No existe en nuestra cultura ninguna fecha más relevante para pensar en el inicio de una nueva etapa de nuestra vida, personal y social, como el Año Nuevo, ni siquiera el Domingo de Pascua le gana en relevancia. Aunque mañana será un día más, igual que ayer, todos creemos que es una nueva etapa, una especie de nueva libreta con todas sus páginas en blanco. Contribuyen a reforzar esa sensación todas las fiestas que le anteceden, el doble-sueldo con su apariencia de mejora de los ingresos, las decoraciones y el leve descenso de las temperaturas en las noches.
Todo es ilusión, la tierra sigue girando sobre su eje y trasladándose en torno el sol.
Las cosas buenas que queremos hacer no deben esperar fecha alguna, se han de iniciar el mismo día en que tomamos la determinación de ejecutarlas, las malas que nos comprometemos a abandonar son cuestión del momento presente, sea la fecha que sea.
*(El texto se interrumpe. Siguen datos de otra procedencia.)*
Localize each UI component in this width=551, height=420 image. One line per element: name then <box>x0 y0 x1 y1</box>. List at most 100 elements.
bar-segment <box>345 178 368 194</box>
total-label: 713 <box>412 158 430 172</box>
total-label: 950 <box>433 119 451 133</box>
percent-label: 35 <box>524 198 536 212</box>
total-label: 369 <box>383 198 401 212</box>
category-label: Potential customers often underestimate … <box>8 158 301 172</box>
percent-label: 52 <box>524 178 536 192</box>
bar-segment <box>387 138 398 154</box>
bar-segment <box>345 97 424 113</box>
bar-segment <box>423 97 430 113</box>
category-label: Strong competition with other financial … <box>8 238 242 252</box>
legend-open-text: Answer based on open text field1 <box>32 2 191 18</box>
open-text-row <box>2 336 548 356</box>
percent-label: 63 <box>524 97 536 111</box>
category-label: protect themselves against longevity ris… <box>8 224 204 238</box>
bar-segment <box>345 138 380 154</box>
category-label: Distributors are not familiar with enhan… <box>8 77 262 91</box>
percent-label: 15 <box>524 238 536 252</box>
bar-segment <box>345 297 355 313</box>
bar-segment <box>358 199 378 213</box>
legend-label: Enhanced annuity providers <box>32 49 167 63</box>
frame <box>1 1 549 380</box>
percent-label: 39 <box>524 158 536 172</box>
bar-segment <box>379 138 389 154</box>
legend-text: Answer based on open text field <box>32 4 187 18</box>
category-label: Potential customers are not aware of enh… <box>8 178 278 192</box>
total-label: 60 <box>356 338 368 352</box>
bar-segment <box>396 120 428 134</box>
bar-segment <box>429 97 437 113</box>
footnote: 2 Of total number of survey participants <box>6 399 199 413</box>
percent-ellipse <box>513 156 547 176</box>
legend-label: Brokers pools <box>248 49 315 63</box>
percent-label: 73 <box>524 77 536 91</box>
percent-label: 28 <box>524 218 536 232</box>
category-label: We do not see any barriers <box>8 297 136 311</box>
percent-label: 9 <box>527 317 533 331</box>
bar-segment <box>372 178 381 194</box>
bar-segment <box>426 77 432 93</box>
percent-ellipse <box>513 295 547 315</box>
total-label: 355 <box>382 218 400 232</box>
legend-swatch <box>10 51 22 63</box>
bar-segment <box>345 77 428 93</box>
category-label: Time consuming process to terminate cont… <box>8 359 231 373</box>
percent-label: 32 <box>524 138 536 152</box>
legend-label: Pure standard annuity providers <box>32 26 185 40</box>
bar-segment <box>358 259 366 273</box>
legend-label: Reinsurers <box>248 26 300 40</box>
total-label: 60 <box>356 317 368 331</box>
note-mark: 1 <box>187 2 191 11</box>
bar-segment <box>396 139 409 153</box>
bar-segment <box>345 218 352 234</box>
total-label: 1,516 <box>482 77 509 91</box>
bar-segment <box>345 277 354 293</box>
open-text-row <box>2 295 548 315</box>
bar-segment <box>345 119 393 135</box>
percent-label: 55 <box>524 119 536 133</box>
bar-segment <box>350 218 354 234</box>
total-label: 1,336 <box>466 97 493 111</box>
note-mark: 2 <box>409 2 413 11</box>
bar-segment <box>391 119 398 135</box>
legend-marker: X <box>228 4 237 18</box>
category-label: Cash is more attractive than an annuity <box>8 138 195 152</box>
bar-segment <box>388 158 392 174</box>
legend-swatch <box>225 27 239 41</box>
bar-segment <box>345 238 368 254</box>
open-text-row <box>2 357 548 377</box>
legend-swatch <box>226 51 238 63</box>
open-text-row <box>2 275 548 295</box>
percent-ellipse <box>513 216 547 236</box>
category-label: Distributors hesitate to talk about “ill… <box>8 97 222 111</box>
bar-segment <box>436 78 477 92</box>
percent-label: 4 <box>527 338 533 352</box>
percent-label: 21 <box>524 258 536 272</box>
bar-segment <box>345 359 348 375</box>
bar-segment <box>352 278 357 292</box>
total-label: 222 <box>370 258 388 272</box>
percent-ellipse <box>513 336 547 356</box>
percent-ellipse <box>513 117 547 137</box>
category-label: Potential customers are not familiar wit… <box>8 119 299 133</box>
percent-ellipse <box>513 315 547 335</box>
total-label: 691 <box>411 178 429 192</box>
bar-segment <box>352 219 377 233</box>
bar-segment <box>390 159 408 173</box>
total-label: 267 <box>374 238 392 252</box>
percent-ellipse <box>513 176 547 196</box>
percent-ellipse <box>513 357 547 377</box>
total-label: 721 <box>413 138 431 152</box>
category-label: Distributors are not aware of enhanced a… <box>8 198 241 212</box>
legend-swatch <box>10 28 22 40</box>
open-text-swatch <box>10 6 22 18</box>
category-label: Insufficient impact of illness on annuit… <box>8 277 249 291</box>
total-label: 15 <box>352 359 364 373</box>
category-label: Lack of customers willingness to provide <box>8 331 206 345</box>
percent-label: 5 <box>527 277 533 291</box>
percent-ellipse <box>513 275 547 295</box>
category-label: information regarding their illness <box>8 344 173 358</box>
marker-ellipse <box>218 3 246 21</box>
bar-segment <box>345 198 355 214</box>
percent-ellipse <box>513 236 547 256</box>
Las grandes cuestiones de nuestra vida no se miden por días, ni por años, es más, simplemente no se miden.
Nuestra existencia individual y comunitaria fluye en el tiempo entre un surgimiento inesperado y un inevitable e indeterminado final. Es lo hermoso de existir, ya que nada más tenemos, porque es lo que somos, y al igual que fue gratuito su recibimiento, no hay motivo valedero para protestar por su final. Por tanto, lo que hay es lo que existe ahora y es lo que debemos prestarle atención.
El año que hoy comienza, igual que al anterior, no tiene naturaleza benéfica o maléfica, será lo que hagamos y dejemos de hacer. No existe creencia más nefasta que suponer que nuestras vidas son guiadas por deidades, fuerzas ocultas o las estrellas.
Somos libres por naturaleza y si no la ejercemos, otros se encargarán de ponernos en rumbos no escogidos, o peor aún, dejarnos al borde de la ruta existencial como simples espectadores.
O asumimos nuestro presente, o no nos quejemos de que otros nos empujen.